The accumulated profits distributed by the company in cash in the last three years totaled 6861.4351 million yuan, accounting for 172.67% of the average annual distributable profits of 3973.7136 million yuan in the last three years, more than 30%, in line with Article 8 (V) of the measures for the administration of securities issuance of listed companies and the decision on Amending Several Provisions on cash dividends of listed companies. 5、 Special risk tips
The company urges investors to carefully read the full text of “risk factors” in the prospectus and pay special attention to the following risks:
(I) industry policy risk
The iron and steel industry belongs to two high and one surplus industries, which is greatly affected by the national macroeconomic policies, industrial regulatory policies, industrial policies and environmental protection policies. At this stage, relevant national departments implement industrial policies aimed at controlling the total amount, controlling new production capacity, eliminating backward production capacity and accelerating structural adjustment in the iron and steel industry, adopt the regulation principle of “differential treatment, classified guidance and pressure”, and encourage enterprises to adopt advanced technology, reduce energy consumption and produce high-end products that are urgently needed or can replace imports.

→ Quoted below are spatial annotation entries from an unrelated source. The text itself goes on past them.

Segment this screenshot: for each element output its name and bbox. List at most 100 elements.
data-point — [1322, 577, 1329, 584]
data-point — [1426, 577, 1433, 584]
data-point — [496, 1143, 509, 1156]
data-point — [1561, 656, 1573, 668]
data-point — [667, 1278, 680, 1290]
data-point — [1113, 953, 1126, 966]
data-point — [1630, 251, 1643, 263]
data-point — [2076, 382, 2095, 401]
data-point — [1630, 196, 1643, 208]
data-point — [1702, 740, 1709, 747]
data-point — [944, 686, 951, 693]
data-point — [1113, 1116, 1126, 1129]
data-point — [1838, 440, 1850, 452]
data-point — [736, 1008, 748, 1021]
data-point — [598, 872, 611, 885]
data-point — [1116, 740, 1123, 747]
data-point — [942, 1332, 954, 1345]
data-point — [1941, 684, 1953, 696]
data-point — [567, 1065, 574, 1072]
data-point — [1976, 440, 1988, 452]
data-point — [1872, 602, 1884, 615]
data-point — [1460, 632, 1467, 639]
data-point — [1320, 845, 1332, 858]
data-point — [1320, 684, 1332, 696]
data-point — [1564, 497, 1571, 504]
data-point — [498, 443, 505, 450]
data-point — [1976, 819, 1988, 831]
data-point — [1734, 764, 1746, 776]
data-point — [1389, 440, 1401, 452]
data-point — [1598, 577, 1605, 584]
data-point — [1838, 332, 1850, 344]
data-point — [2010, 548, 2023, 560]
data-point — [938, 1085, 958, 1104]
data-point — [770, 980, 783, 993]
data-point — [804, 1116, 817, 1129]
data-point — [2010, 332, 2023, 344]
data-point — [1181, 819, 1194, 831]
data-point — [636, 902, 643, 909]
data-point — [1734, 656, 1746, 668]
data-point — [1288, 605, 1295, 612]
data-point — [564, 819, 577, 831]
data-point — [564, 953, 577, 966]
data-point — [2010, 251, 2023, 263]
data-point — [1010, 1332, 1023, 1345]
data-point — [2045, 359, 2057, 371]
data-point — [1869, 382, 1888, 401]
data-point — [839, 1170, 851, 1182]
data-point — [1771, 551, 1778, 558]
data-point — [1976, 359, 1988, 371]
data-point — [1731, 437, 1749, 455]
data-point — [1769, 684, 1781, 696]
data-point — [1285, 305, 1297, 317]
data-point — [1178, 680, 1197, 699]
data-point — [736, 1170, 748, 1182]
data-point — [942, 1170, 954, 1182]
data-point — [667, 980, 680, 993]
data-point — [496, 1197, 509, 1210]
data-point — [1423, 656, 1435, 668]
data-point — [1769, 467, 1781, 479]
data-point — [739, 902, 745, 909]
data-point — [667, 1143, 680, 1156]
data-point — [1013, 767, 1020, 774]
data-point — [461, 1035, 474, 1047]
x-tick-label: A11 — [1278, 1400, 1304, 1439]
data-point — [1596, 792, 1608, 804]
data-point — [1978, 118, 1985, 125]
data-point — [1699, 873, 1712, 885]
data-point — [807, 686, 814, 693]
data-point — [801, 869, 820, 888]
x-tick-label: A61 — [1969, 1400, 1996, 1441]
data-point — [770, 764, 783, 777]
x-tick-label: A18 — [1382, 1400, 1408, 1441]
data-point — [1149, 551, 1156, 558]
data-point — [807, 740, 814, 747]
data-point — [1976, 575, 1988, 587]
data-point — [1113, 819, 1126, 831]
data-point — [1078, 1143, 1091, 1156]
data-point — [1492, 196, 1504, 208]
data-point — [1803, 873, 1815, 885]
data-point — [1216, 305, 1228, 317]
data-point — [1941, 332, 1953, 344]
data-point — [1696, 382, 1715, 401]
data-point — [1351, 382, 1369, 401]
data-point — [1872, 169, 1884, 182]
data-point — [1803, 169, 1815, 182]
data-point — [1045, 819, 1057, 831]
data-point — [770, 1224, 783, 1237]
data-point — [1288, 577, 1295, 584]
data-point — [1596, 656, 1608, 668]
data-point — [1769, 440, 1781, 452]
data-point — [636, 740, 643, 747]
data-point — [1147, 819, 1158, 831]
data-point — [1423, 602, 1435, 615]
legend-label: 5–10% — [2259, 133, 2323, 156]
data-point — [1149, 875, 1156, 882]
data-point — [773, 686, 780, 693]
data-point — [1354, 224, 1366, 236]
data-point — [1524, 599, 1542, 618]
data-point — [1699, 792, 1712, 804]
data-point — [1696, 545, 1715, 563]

With the acceleration of the state’s de productivity of the iron and steel industry, the change of industrial policies and the gradual implementation and deepening of the reform of state-owned enterprises, the market competition in the iron and steel industry will become increasingly fierce. In the future, if the policy dividend of the country and industry subsides or the implementation of policies such as environmental protection and production restriction weakens, it may have an adverse impact on the company’s business or profits.
(II) business management and financial risks
1. Safety production risk
The company mainly produces special steel products. Its production process is in high temperature and high pressure environment, and some intermediate products or terminal products are dangerous. Although the company has formulated safety rules and standards according to industry standards and actual production conditions, equipped with relatively complete safety facilities, and developed a perfect accident early warning and handling mechanism, the whole production process is under control, and the possibility of safety accidents is small, it does not rule out improper production operation or equipment failure, As a result, the company’s production activities will face the risk of production accidents in the future, which will affect the normal operation of the company’s production and operation.